Digital Desk: A few hardliners Salman Rushdie, whose book "The Satanic Verses" had attracted death threats from Iran since 1989, was stabbed and critically injured on Saturday, and admiration for the attacker was showered on Iranian newspapers.
Rushdie was stabbed in the neck and body on Friday while giving
a lecture in New York State, but there has been no official response from Iran
to the incident as of yet.
The conservative Kayhan newspaper, whose chief editor is chosen
by Iran's Supreme Leader Ali Khamenei, however, wrote.

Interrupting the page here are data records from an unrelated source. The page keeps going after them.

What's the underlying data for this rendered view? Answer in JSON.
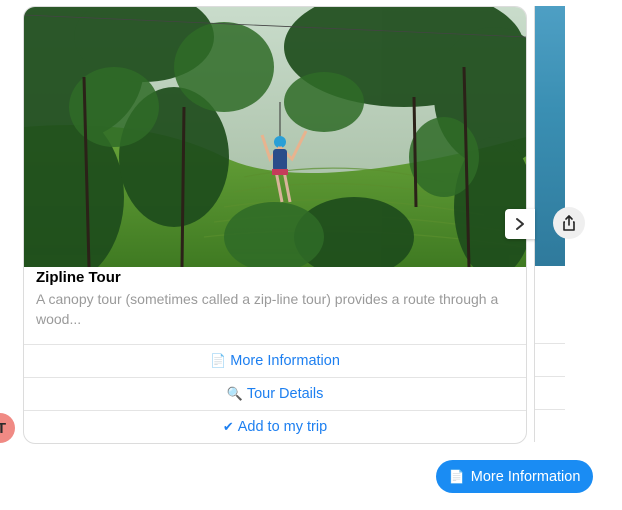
{
  "user": {
    "avatar_initial": "T"
  },
  "card": {
    "title": "Zipline Tour",
    "description": "A canopy tour (sometimes called a zip-line tour) provides a route through a wood...",
    "image_alt": "Person on zipline over tea plantation forest",
    "buttons": [
      {
        "icon": "📄",
        "label": "More Information"
      },
      {
        "icon": "🔍",
        "label": "Tour Details"
      },
      {
        "icon": "✔",
        "label": "Add to my trip"
      }
    ]
  },
  "carousel": {
    "next_icon": "chevron-right-icon"
  },
  "share": {
    "icon": "share-icon"
  },
  "reply": {
    "icon": "📄",
    "label": "More Information"
  },
  "colors": {
    "accent": "#1a8cf3",
    "link": "#1d7ff0",
    "avatar": "#f08a84"
  }
}
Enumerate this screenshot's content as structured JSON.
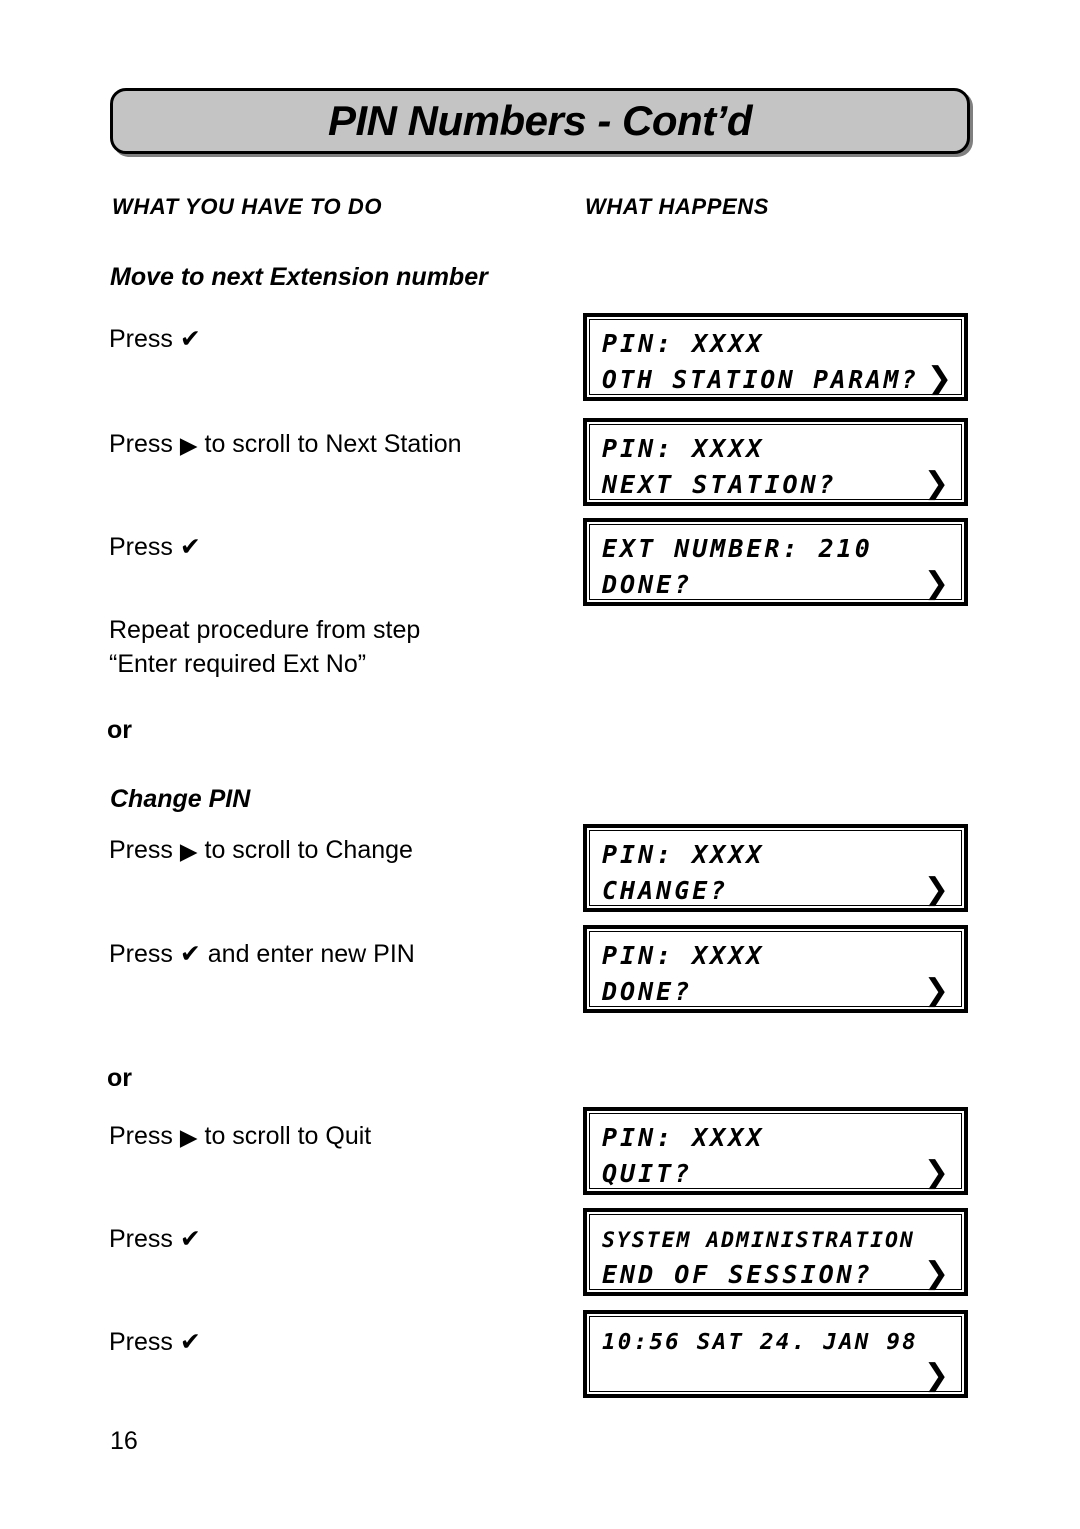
{
  "page": {
    "title": "PIN Numbers - Cont’d",
    "number": "16"
  },
  "columns": {
    "left_heading": "WHAT YOU HAVE TO DO",
    "right_heading": "WHAT HAPPENS"
  },
  "icons": {
    "check": "✔",
    "right_arrow": "▶",
    "chevron": "❯"
  },
  "sections": [
    {
      "id": "move-next-ext",
      "heading": "Move to next Extension number"
    },
    {
      "id": "change-pin",
      "heading": "Change PIN"
    }
  ],
  "or_labels": {
    "first": "or",
    "second": "or"
  },
  "steps": {
    "s1_press": "Press ",
    "s2_press": "Press ",
    "s2_rest": " to scroll to Next Station",
    "s3_press": "Press ",
    "s4_line1": "Repeat procedure from step",
    "s4_line2": "“Enter required Ext No”",
    "s5_press": "Press ",
    "s5_rest": " to scroll to Change",
    "s6_press": "Press ",
    "s6_rest": " and enter new PIN",
    "s7_press": "Press ",
    "s7_rest": " to scroll to Quit",
    "s8_press": "Press ",
    "s9_press": "Press "
  },
  "displays": [
    {
      "id": "d1",
      "line1": "PIN: XXXX",
      "line1_chevron": "",
      "line2": "OTH STATION PARAM?",
      "line2_chevron": "❯"
    },
    {
      "id": "d2",
      "line1": "PIN: XXXX",
      "line1_chevron": "",
      "line2": "NEXT STATION?",
      "line2_chevron": "❯"
    },
    {
      "id": "d3",
      "line1": "EXT NUMBER: 210",
      "line1_chevron": "",
      "line2": "DONE?",
      "line2_chevron": "❯"
    },
    {
      "id": "d4",
      "line1": "PIN: XXXX",
      "line1_chevron": "",
      "line2": "CHANGE?",
      "line2_chevron": "❯"
    },
    {
      "id": "d5",
      "line1": "PIN: XXXX",
      "line1_chevron": "",
      "line2": "DONE?",
      "line2_chevron": "❯"
    },
    {
      "id": "d6",
      "line1": "PIN: XXXX",
      "line1_chevron": "",
      "line2": "QUIT?",
      "line2_chevron": "❯"
    },
    {
      "id": "d7",
      "line1": "SYSTEM ADMINISTRATION",
      "line1_chevron": "",
      "line2": "END OF SESSION?",
      "line2_chevron": "❯"
    },
    {
      "id": "d8",
      "line1": "10:56 SAT 24. JAN 98",
      "line1_chevron": "",
      "line2": "",
      "line2_chevron": "❯"
    }
  ],
  "colors": {
    "banner_fill": "#c4c4c4",
    "banner_border": "#000000",
    "text": "#000000",
    "background": "#ffffff"
  }
}
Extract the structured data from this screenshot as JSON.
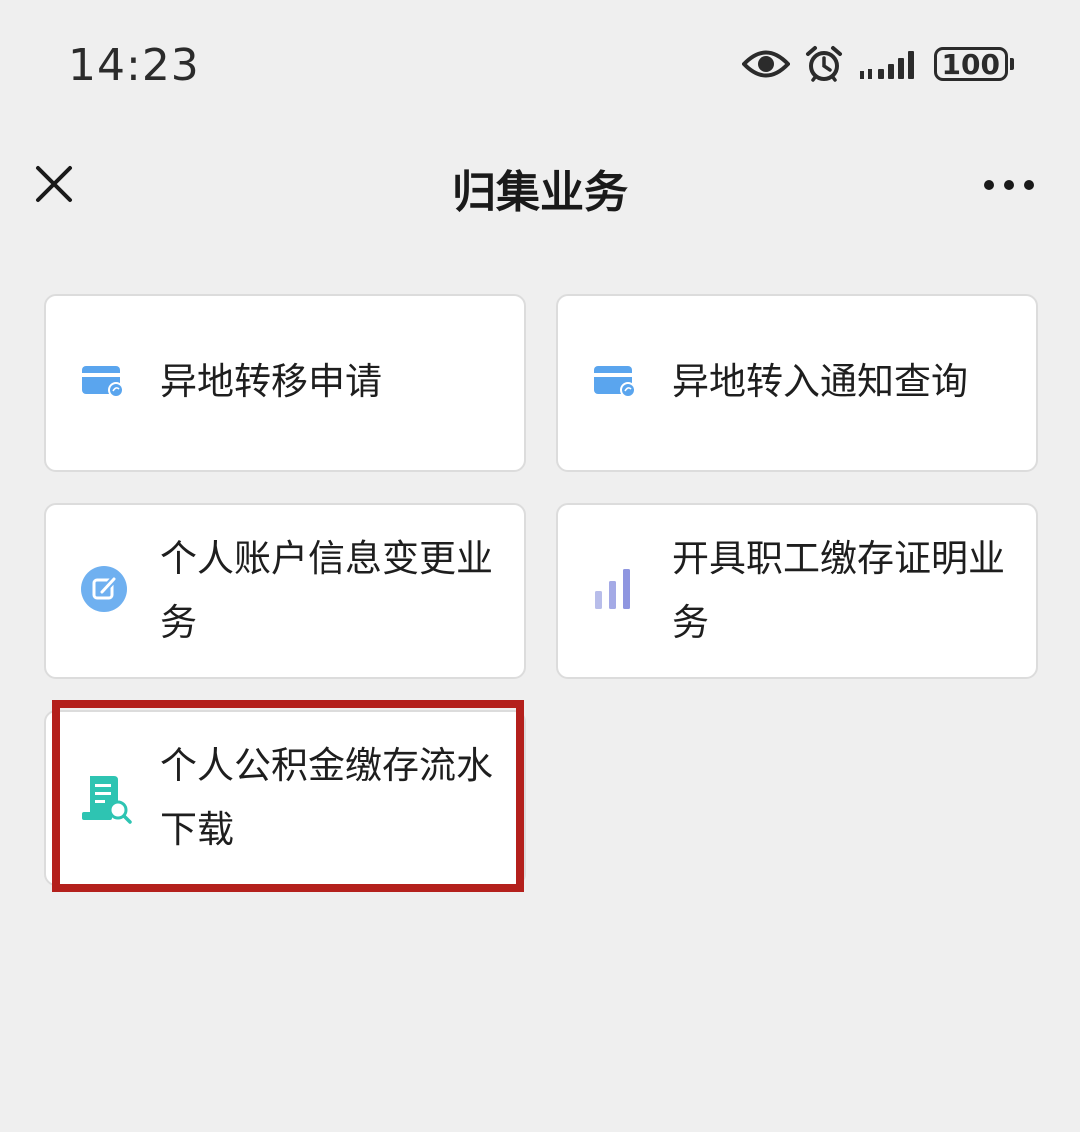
{
  "status_bar": {
    "time": "14:23",
    "battery": "100",
    "icons": [
      "eye-icon",
      "alarm-icon",
      "signal-icon",
      "battery-icon"
    ]
  },
  "nav": {
    "title": "归集业务",
    "close_icon": "close-icon",
    "more_icon": "more-icon"
  },
  "services": [
    {
      "label": "异地转移申请",
      "icon": "card-icon",
      "icon_color": "#5aa5ee"
    },
    {
      "label": "异地转入通知查询",
      "icon": "card-icon",
      "icon_color": "#5aa5ee"
    },
    {
      "label": "个人账户信息变更业务",
      "icon": "edit-icon",
      "icon_color": "#6fb0f0"
    },
    {
      "label": "开具职工缴存证明业务",
      "icon": "bar-chart-icon",
      "icon_color": "#9ea4e4"
    },
    {
      "label": "个人公积金缴存流水下载",
      "icon": "receipt-search-icon",
      "icon_color": "#2ec4b2"
    }
  ],
  "highlight_color": "#b4201c"
}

The hand of the person who tore the neck of God's enemy must be
kissed, the speaker continued, adding, "A thousand bravos... to the brave
and dutiful individual who attacked the apostate and vile Salman Rushdie in New
York."
After his work was deemed to be blasphemous in 1989, the late
Ayatollah Ruhollah Khomeini, the architect of Iran's 1979 Islamic revolution,
issued a fatwa, or religious decree, ordering Muslims worldwide to kill the
Indian-born author, sending him into years of hiding.
In response to a tweet that stated that Khomeini's fatwa against
Rushdie was "firm and irrevocable," Twitter suspended Khamenei's
account in 2019.
An often-quoted statement by Khamenei that the "arrow"
fired by Khomeini "will one day hit the target" was published on the
Asr Iran news website on Saturday.
Anyone who followed Khomeini's edict may get a $2.7 million
award from a powerful Iranian religious group. In 2012, it boosted the sum to
$3.3 million.
"Knife in Salman Rushdie's neck," said the headline of
the conservative Vatan Emrooz daily.
"Satan on the way to hell," read the headline of the
Khorasan daily.
Hadi Matar, a 24-year-old Fairview, New Jersey man who had purchased a permit to the event at the Chautauqua Institution, was the suspect, according to New York authorities. There is no known reason behind the strike.
After the incident, which was denounced as an infringement on his right to free speech by authors and politicians worldwide, Rushdie was put on a ventilator and unable to speak on Friday evening.